0
votes

I have an array of searchable terms, and I want to use Lucene to basically CTRL-F through this stack of documents and find and store the locations of all of those terms within that stack of documents. For example:

Terms: "A", "B", "C"

Doc1: "CREATION" Doc2: "A BIG CAR" Doc3: "DOUBLE TROUBLE"

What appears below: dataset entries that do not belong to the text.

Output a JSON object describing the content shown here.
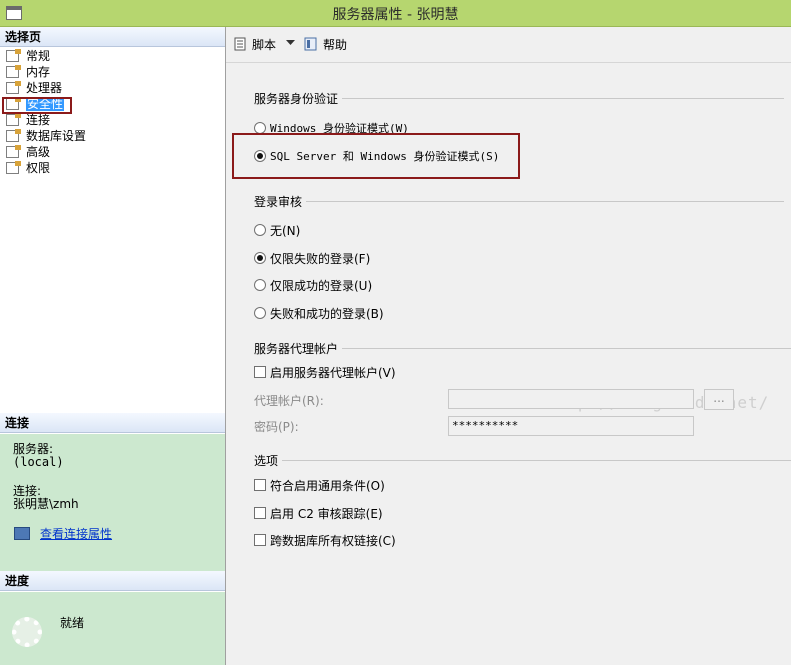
{
  "window": {
    "title": "服务器属性 - 张明慧"
  },
  "left": {
    "select_page_header": "选择页",
    "pages": [
      "常规",
      "内存",
      "处理器",
      "安全性",
      "连接",
      "数据库设置",
      "高级",
      "权限"
    ],
    "selected_index": 3,
    "connection_header": "连接",
    "server_label": "服务器:",
    "server_value": "(local)",
    "connection_label": "连接:",
    "connection_value": "张明慧\\zmh",
    "view_link": "查看连接属性",
    "progress_header": "进度",
    "progress_status": "就绪"
  },
  "toolbar": {
    "script": "脚本",
    "help": "帮助"
  },
  "auth": {
    "title": "服务器身份验证",
    "windows_mode": "Windows 身份验证模式(W)",
    "mixed_mode": "SQL Server 和 Windows 身份验证模式(S)",
    "selected": "mixed"
  },
  "audit": {
    "title": "登录审核",
    "options": [
      "无(N)",
      "仅限失败的登录(F)",
      "仅限成功的登录(U)",
      "失败和成功的登录(B)"
    ],
    "selected_index": 1
  },
  "proxy": {
    "title": "服务器代理帐户",
    "enable": "启用服务器代理帐户(V)",
    "account_label": "代理帐户(R):",
    "account_value": "",
    "password_label": "密码(P):",
    "password_value": "**********",
    "browse_button": "..."
  },
  "options": {
    "title": "选项",
    "items": [
      "符合启用通用条件(O)",
      "启用 C2 审核跟踪(E)",
      "跨数据库所有权链接(C)"
    ]
  },
  "watermark": "http://blog.csdn.net/"
}
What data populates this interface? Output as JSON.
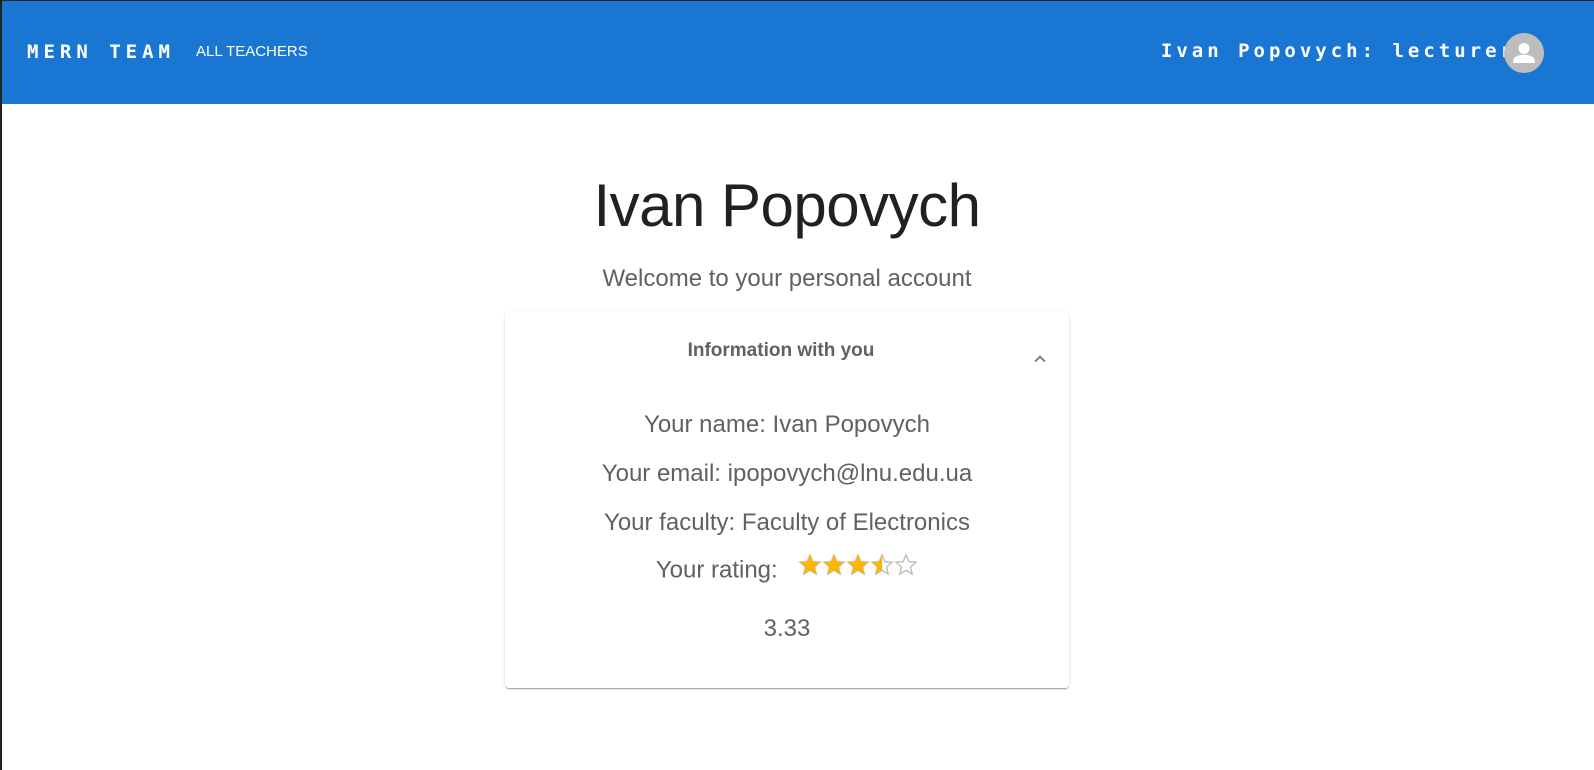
{
  "header": {
    "logo": "MERN TEAM",
    "nav_link": "ALL TEACHERS",
    "user_label": "Ivan Popovych: lecturer",
    "avatar_icon": "person-icon",
    "bar_color": "#1976d2"
  },
  "main": {
    "title": "Ivan Popovych",
    "subtitle": "Welcome to your personal account"
  },
  "card": {
    "header_title": "Information with you",
    "expand_icon": "chevron-up-icon",
    "name_line": "Your name: Ivan Popovych",
    "email_line": "Your email: ipopovych@lnu.edu.ua",
    "faculty_line": "Your faculty: Faculty of Electronics",
    "rating_label": "Your rating:",
    "rating_value": "3.33",
    "rating_stars": 3.33,
    "rating_max": 5,
    "star_color": "#ffb400"
  }
}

If I query the letter "A", I want to be able to say that there are 3 "A"s:

  • Doc1 at position 4
  • Doc2 at position 1
  • Doc2 at position 8

Something like that. How can I do this? So far, I'm just using a StandardAnalyzer like so:

public Analyzer _analyzer = new StandardAnalyzer(Lucene.Net.Util.Version.LUCENE_30);

// for some directory defined here

using (var indexWriter = new IndexWriter(directory, _analyzer, true, new IndexWriter.MaxFieldLength(IndexWriter.DEFAULT_MAX_FIELD_LENGTH)))
{
    using (var textReader = new StreamReader(blobStream))
    {
        // this code should analyze and write my indexes to the lucene instance

        var text = await textReader.ReadToEndAsync();
        var document = new Document();
        document.Add(new Field("Text", text, Field.Store.NO, Field.Index.ANALYZED, Field.TermVector.WITH_POSITIONS_OFFSETS));
        document.Add(new Field("DocId", docId.ToString(), Field.Store.YES, Field.Index.NOT_ANALYZED));
        document.Add(new Field("FamilyId", familyId.ToString(), Field.Store.YES, Field.Index.NOT_ANALYZED));
        indexWriter.AddDocument(document);
    }
}

Lucene originally generates a lot of documents, but then deletes all but the .cfs file. How do I keep the other files to do my queries?

1

1 Answers

0
votes

To index on arbitrary char positions, you can use the NGramTokenizer. While creatiung the Index, you should also use FieldType.setStoreTermVectors(true); and FieldType.setStoreTermVectorPositions(true); so that the positions of the terms are actually stored. Have a look at this question that has the correct code for retrieving the term positions already in the question.